To be fair, the ending is probably the weakest thing about the book and I think the problem there is there are too many storylines. It feels as if only the Aby storyline ends properly and the rest just run out of gas; we expect everyone to get over their personal crises and get on with their lives eventually, and a lot of that will happen after the book’s finished, but only Aby gets to close one door and open a new one. I was reading a post by a book club based in Bournemouth and this was what they had to say about the ending:
We had trouble remembering how this book ended, even the members who had only just finished the day of the meet, it just wasn't memorable. Although it didn't have any loose ends, it was too sudden and still left us asking questions. We did discuss that the ending seemed rushed, but was that reflecting the fact that there was a genuine urgency in each of the characters stories?
What is also notable from this article is how much the book polarised opinions:
Nineteen people came to this meeting and gave the book an average score of 6.3 out of 10, our lowest being 1, and our highest score was 8.
I can see why but I still think 1 is very harsh criticism. I liked it. I wouldn’t have sat down the day after finishing the book and written almost 4000 words about it if I didn’t. I have more book reviews written than I know what to do with so I know it’ll be a while before I’ll be able to find a gap in which I can post this but this is a book I wanted to promote. If a guy can’t promote books he loves on his own blog then I don’t know what the world’s coming to. An end most likely.
You can read a good interview with Andrew Kaufman here where he talks a bit about The Waterproof Bible.
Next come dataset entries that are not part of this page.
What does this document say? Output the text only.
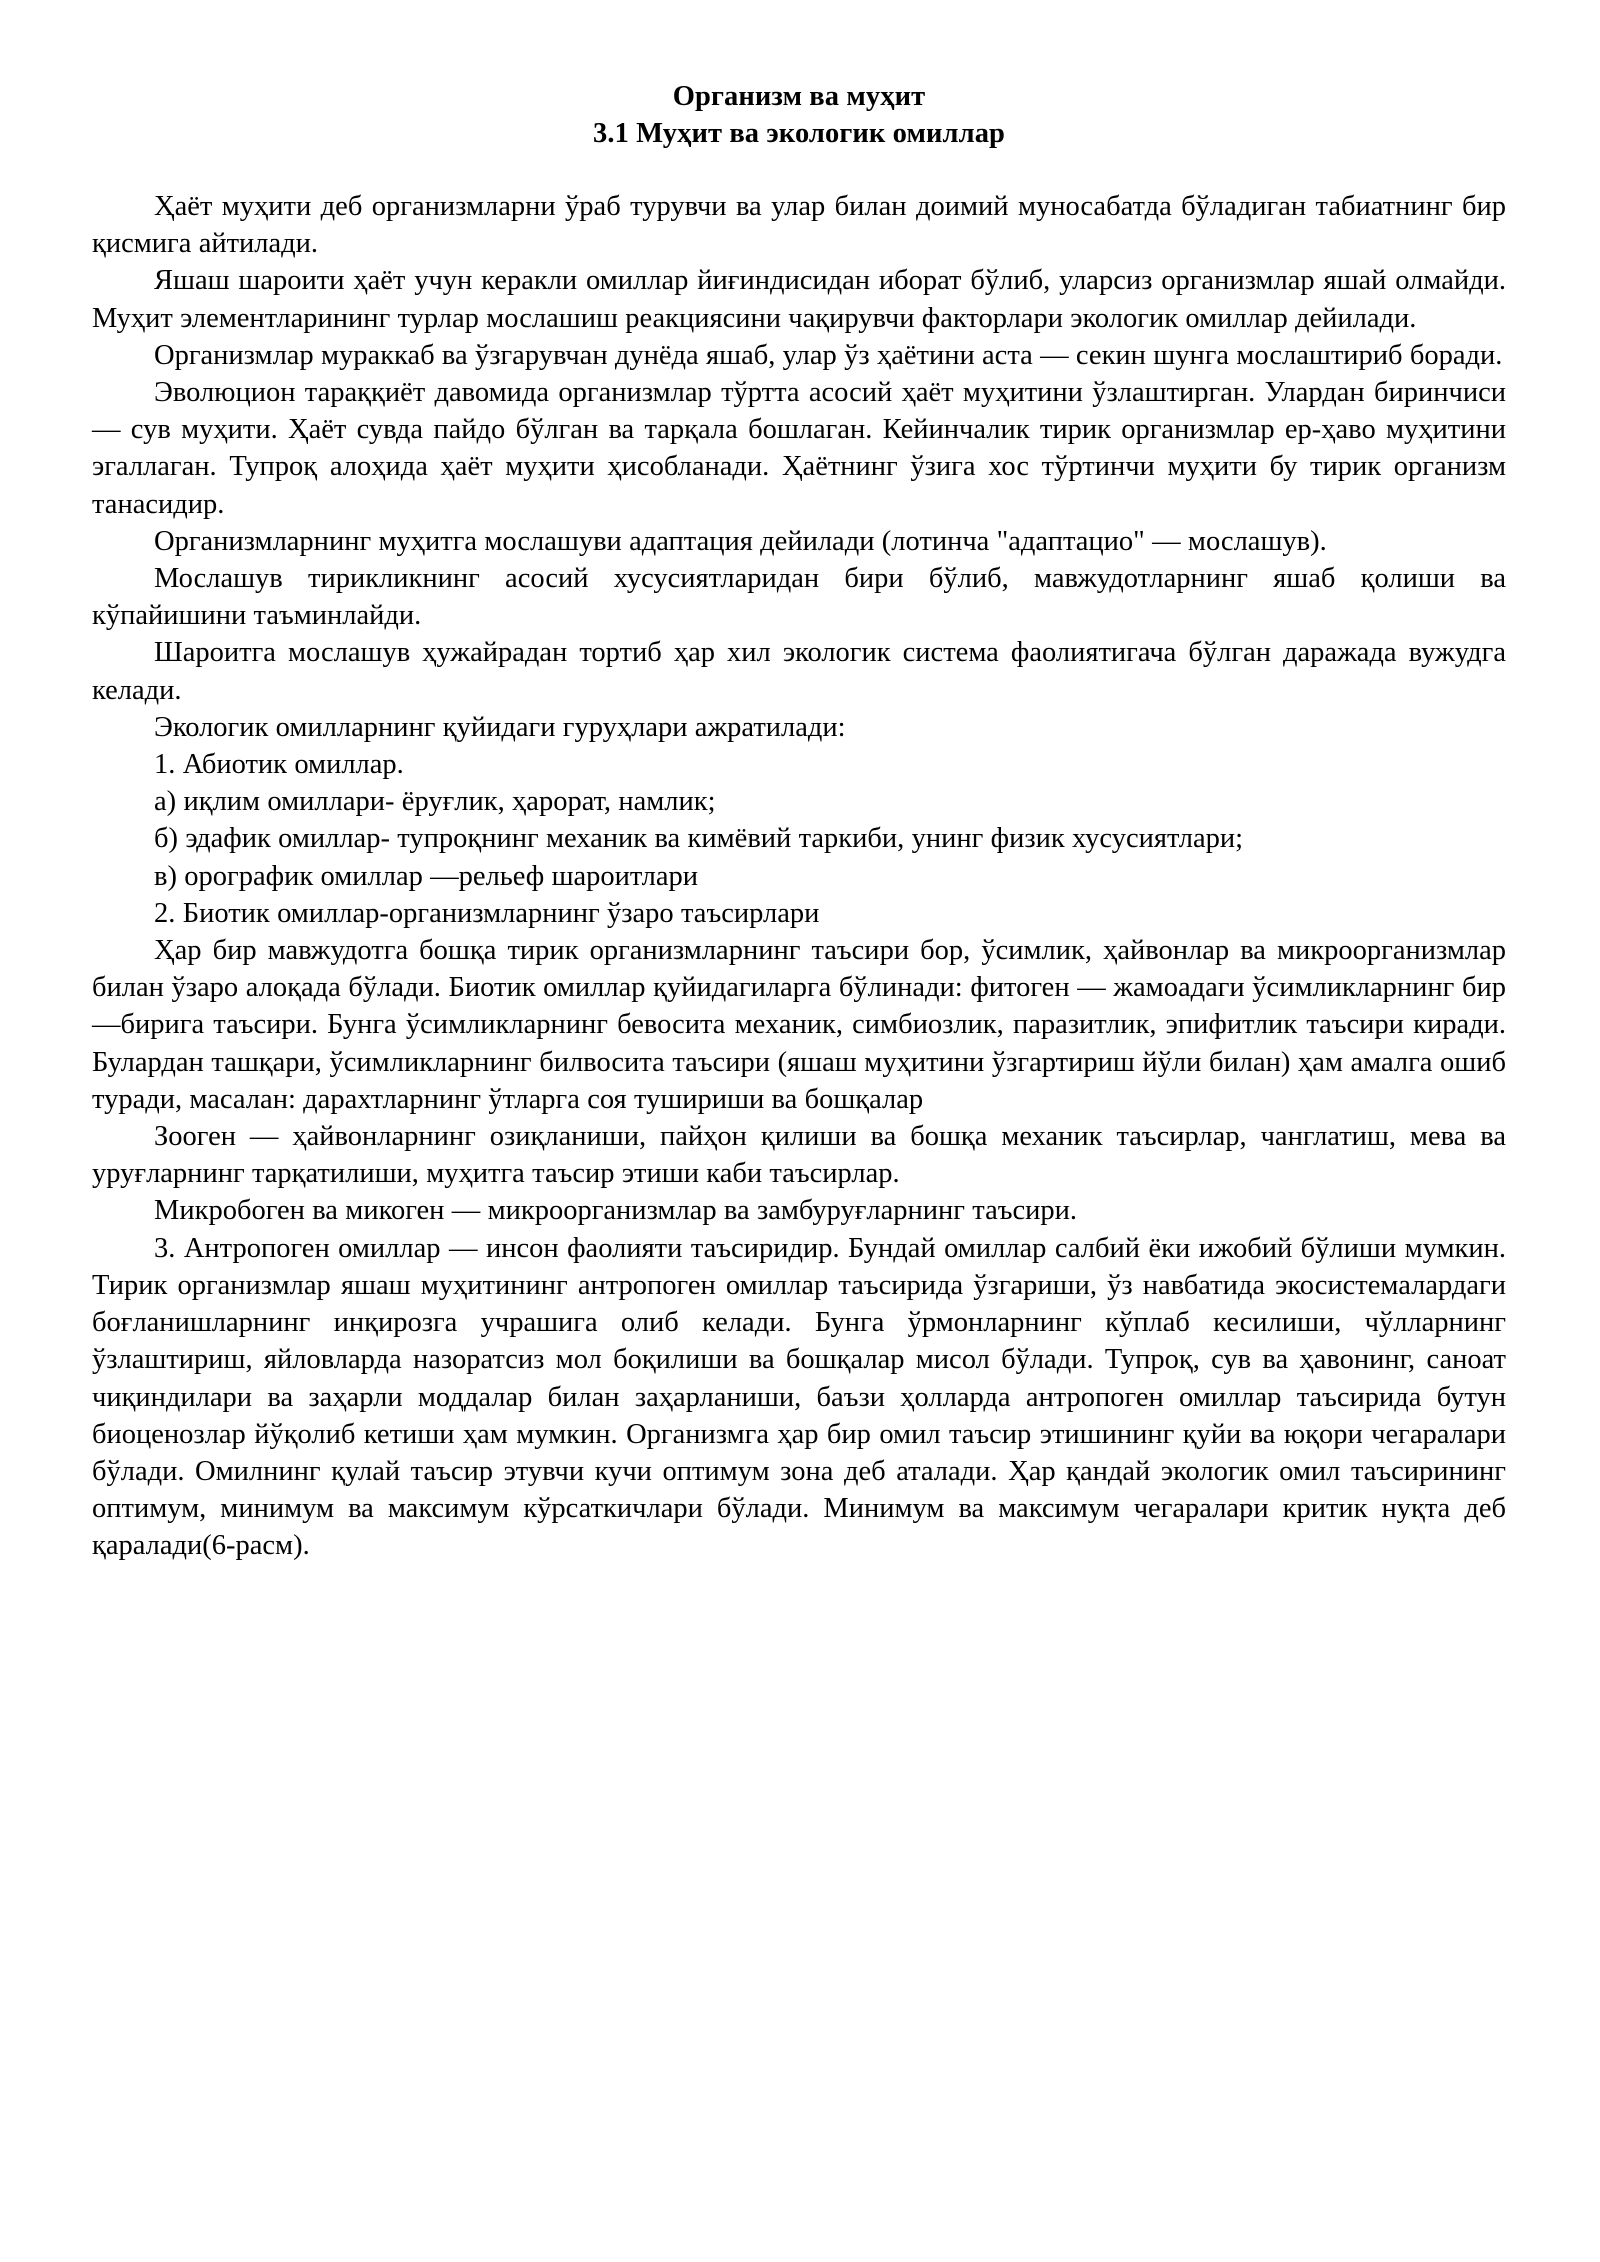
Организм ва муҳит
3.1 Муҳит ва экологик омиллар

Ҳаёт муҳити деб организмларни ўраб турувчи ва улар билан доимий муносабатда бўладиган табиатнинг бир қисмига айтилади.

Яшаш шароити ҳаёт учун керакли омиллар йиғиндисидан иборат бўлиб, уларсиз организмлар яшай олмайди. Муҳит элементларининг турлар мослашиш реакциясини чақирувчи факторлари экологик омиллар дейилади.

Организмлар мураккаб ва ўзгарувчан дунёда яшаб, улар ўз ҳаётини аста — секин шунга мослаштириб боради.

Эволюцион тараққиёт давомида организмлар тўртта асосий ҳаёт муҳитини ўзлаштирган. Улардан биринчиси — сув муҳити. Ҳаёт сувда пайдо бўлган ва тарқала бошлаган. Кейинчалик тирик организмлар ер-ҳаво муҳитини эгаллаган. Тупроқ алоҳида ҳаёт муҳити ҳисобланади. Ҳаётнинг ўзига хос тўртинчи муҳити бу тирик организм танасидир.

Организмларнинг муҳитга мослашуви адаптация дейилади (лотинча "адаптацио" — мослашув).

Мослашув тирикликнинг асосий хусусиятларидан бири бўлиб, мавжудотларнинг яшаб қолиши ва кўпайишини таъминлайди.

Шароитга мослашув ҳужайрадан тортиб ҳар хил экологик система фаолиятигача бўлган даражада вужудга келади.

Экологик омилларнинг қуйидаги гуруҳлари ажратилади:

1. Абиотик омиллар.

а) иқлим омиллари- ёруғлик, ҳарорат, намлик;

б) эдафик омиллар- тупроқнинг механик ва кимёвий таркиби, унинг физик хусусиятлари;

в) орографик омиллар —рельеф шароитлари

2. Биотик омиллар-организмларнинг ўзаро таъсирлари

Ҳар бир мавжудотга бошқа тирик организмларнинг таъсири бор, ўсимлик, ҳайвонлар ва микроорганизмлар билан ўзаро алоқада бўлади. Биотик омиллар қуйидагиларга бўлинади: фитоген — жамоадаги ўсимликларнинг бир—бирига таъсири. Бунга ўсимликларнинг бевосита механик, симбиозлик, паразитлик, эпифитлик таъсири киради. Булардан ташқари, ўсимликларнинг билвосита таъсири (яшаш муҳитини ўзгартириш йўли билан) ҳам амалга ошиб туради, масалан: дарахтларнинг ўтларга соя тушириши ва бошқалар

Зооген — ҳайвонларнинг озиқланиши, пайҳон қилиши ва бошқа механик таъсирлар, чанглатиш, мева ва уруғларнинг тарқатилиши, муҳитга таъсир этиши каби таъсирлар.

Микробоген ва микоген — микроорганизмлар ва замбуруғларнинг таъсири.

3. Антропоген омиллар — инсон фаолияти таъсиридир. Бундай омиллар салбий ёки ижобий бўлиши мумкин. Тирик организмлар яшаш муҳитининг антропоген омиллар таъсирида ўзгариши, ўз навбатида экосистемалардаги боғланишларнинг инқирозга учрашига олиб келади. Бунга ўрмонларнинг кўплаб кесилиши, чўлларнинг ўзлаштириш, яйловларда назоратсиз мол боқилиши ва бошқалар мисол бўлади. Тупроқ, сув ва ҳавонинг, саноат чиқиндилари ва заҳарли моддалар билан заҳарланиши, баъзи ҳолларда антропоген омиллар таъсирида бутун биоценозлар йўқолиб кетиши ҳам мумкин. Организмга ҳар бир омил таъсир этишининг қуйи ва юқори чегаралари бўлади. Омилнинг қулай таъсир этувчи кучи оптимум зона деб аталади. Ҳар қандай экологик омил таъсирининг оптимум, минимум ва максимум кўрсаткичлари бўлади. Минимум ва максимум чегаралари критик нуқта деб қаралади(6-расм).
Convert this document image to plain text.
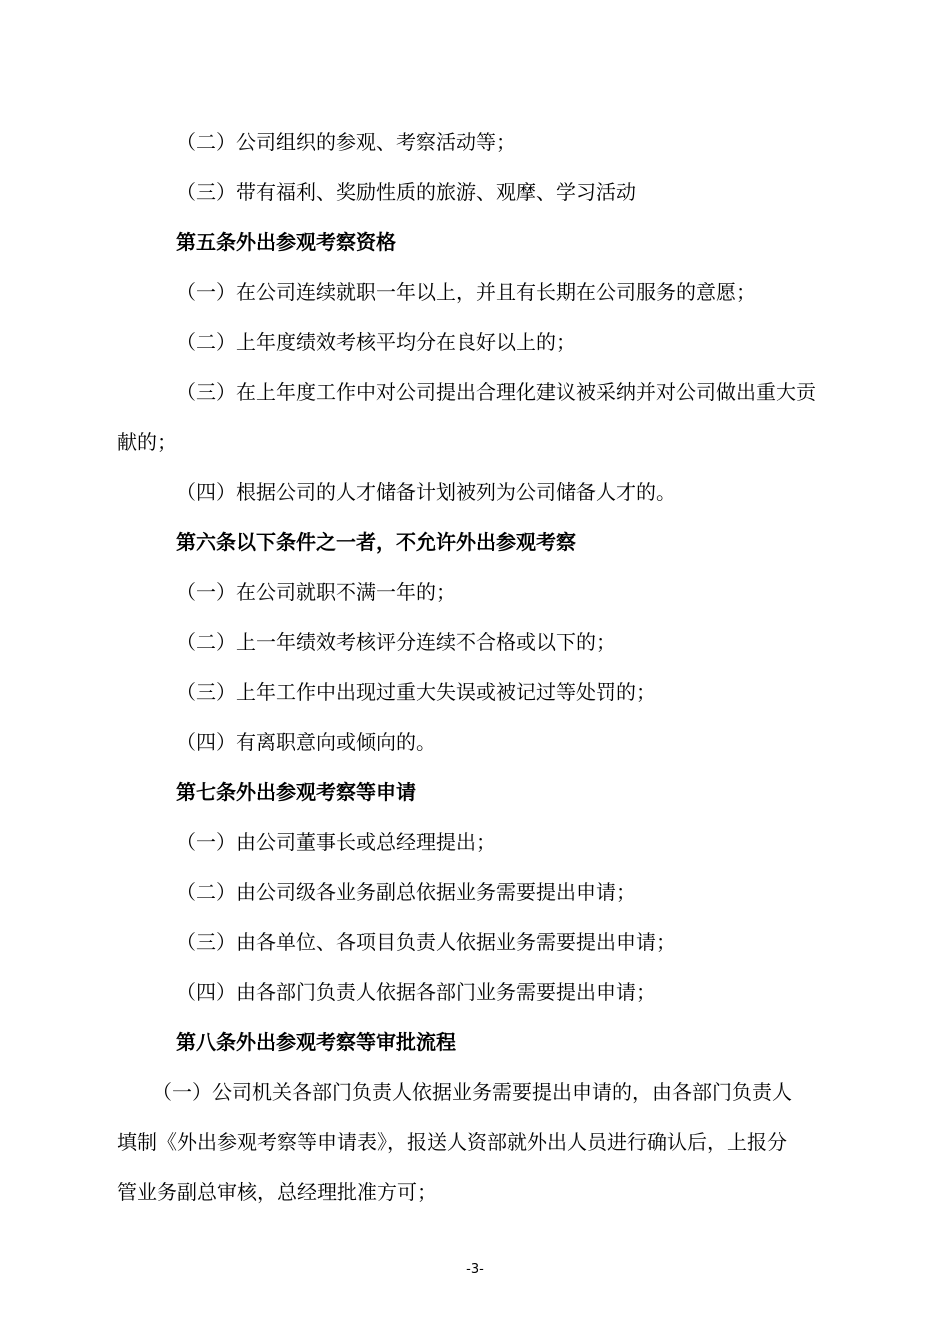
（二）公司组织的参观、考察活动等；
（三）带有福利、奖励性质的旅游、观摩、学习活动
第五条外出参观考察资格
（一）在公司连续就职一年以上，并且有长期在公司服务的意愿；
（二）上年度绩效考核平均分在良好以上的；
（三）在上年度工作中对公司提出合理化建议被采纳并对公司做出重大贡
献的；
（四）根据公司的人才储备计划被列为公司储备人才的。
第六条以下条件之一者，不允许外出参观考察
（一）在公司就职不满一年的；
（二）上一年绩效考核评分连续不合格或以下的；
（三）上年工作中出现过重大失误或被记过等处罚的；
（四）有离职意向或倾向的。
第七条外出参观考察等申请
（一）由公司董事长或总经理提出；
（二）由公司级各业务副总依据业务需要提出申请；
（三）由各单位、各项目负责人依据业务需要提出申请；
（四）由各部门负责人依据各部门业务需要提出申请；
第八条外出参观考察等审批流程
（一）公司机关各部门负责人依据业务需要提出申请的，由各部门负责人
填制《外出参观考察等申请表》，报送人资部就外出人员进行确认后，上报分
管业务副总审核，总经理批准方可；
-3-
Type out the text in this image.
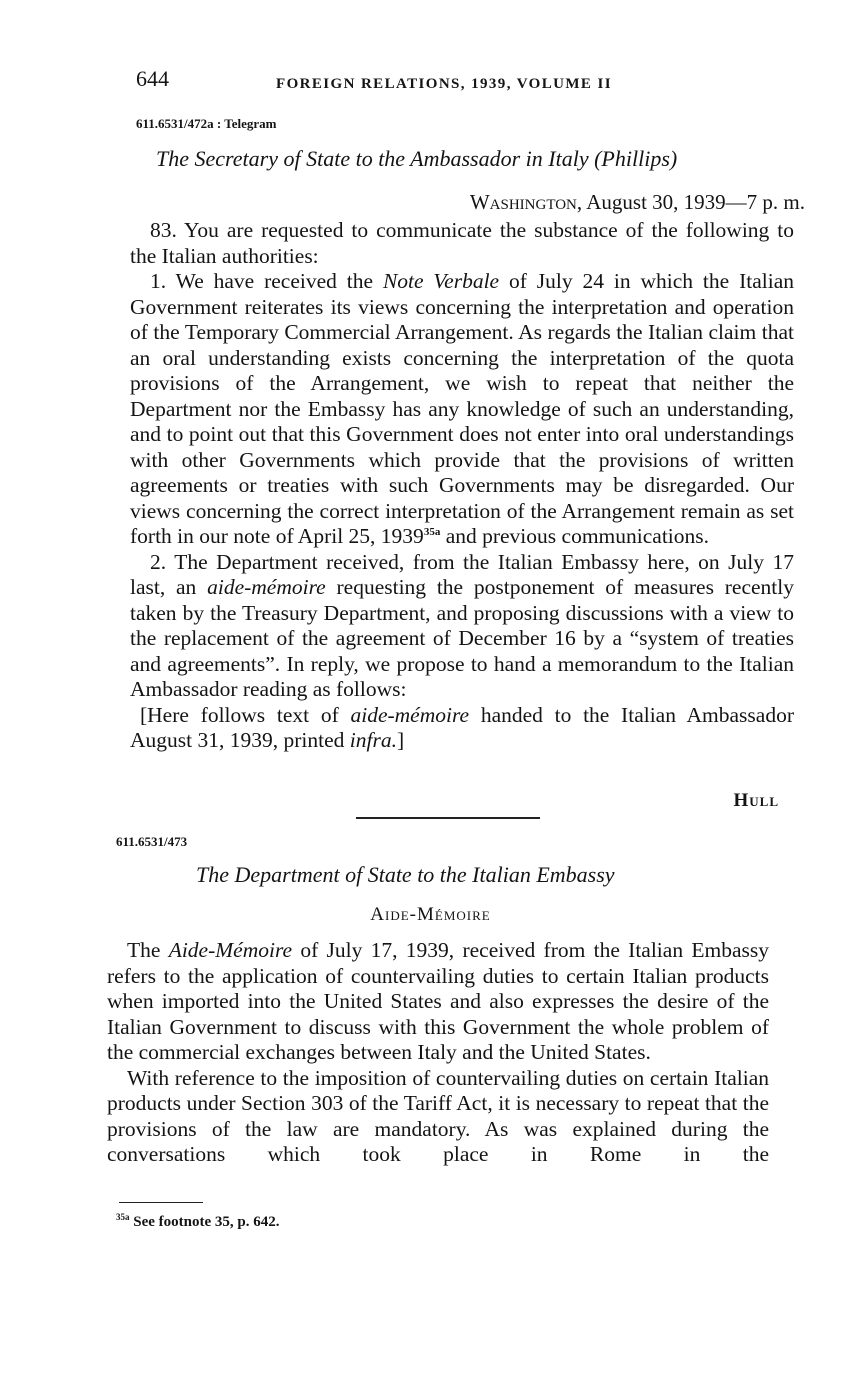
644	FOREIGN RELATIONS, 1939, VOLUME II
611.6531/472a : Telegram
The Secretary of State to the Ambassador in Italy (Phillips)
Washington, August 30, 1939—7 p. m.

83. You are requested to communicate the substance of the following to the Italian authorities:

1. We have received the Note Verbale of July 24 in which the Italian Government reiterates its views concerning the interpretation and operation of the Temporary Commercial Arrangement. As regards the Italian claim that an oral understanding exists concerning the interpretation of the quota provisions of the Arrangement, we wish to repeat that neither the Department nor the Embassy has any knowledge of such an understanding, and to point out that this Government does not enter into oral understandings with other Governments which provide that the provisions of written agreements or treaties with such Governments may be disregarded. Our views concerning the correct interpretation of the Arrangement remain as set forth in our note of April 25, $1939^{35a}$ and previous communications.

2. The Department received, from the Italian Embassy here, on July 17 last, an aide-mémoire requesting the postponement of measures recently taken by the Treasury Department, and proposing discussions with a view to the replacement of the agreement of December 16 by a “system of treaties and agreements”. In reply, we propose to hand a memorandum to the Italian Ambassador reading as follows:

[Here follows text of aide-mémoire handed to the Italian Ambassador August 31, 1939, printed infra.]

Hull
611.6531/473
The Department of State to the Italian Embassy
Aide-Mémoire

The Aide-Mémoire of July 17, 1939, received from the Italian Embassy refers to the application of countervailing duties to certain Italian products when imported into the United States and also expresses the desire of the Italian Government to discuss with this Government the whole problem of the commercial exchanges between Italy and the United States.

With reference to the imposition of countervailing duties on certain Italian products under Section 303 of the Tariff Act, it is necessary to repeat that the provisions of the law are mandatory. As was explained during the conversations which took place in Rome in the

$^{35a}$ See footnote 35, p. 642.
I’ll leave you with this video interview with him:
Andrew Kaufman was born in the town of Wingham, Ontario. This is the same town that Alice Munro was born in, making him the second best writer from a town of 3000. Descending from a long line of librarians and accountants, his first published work was All My Friends Are Superheroes, a story following the adventures of a man turned invisible only to his wife. This novella, first published by Coach House Books in Canada, has also been published in the UK and translated into Italian, French, Norwegian, German, Korean, Spanish and Turkish. He has since published The Waterproof Bible, The Tiny Wife, Selected Business Correspondence and Born Weird. He is also an accomplished screenwriter for film and television, and has completed a Directors Residence at the Canadian Film Centre. He lives in the East Oz district of downtown Toronto with his wife, the film editor Marlo Miazga, and their two children, Phoenix and Frida. He’s currently working on something called The Waterfields and that’s as much as I know.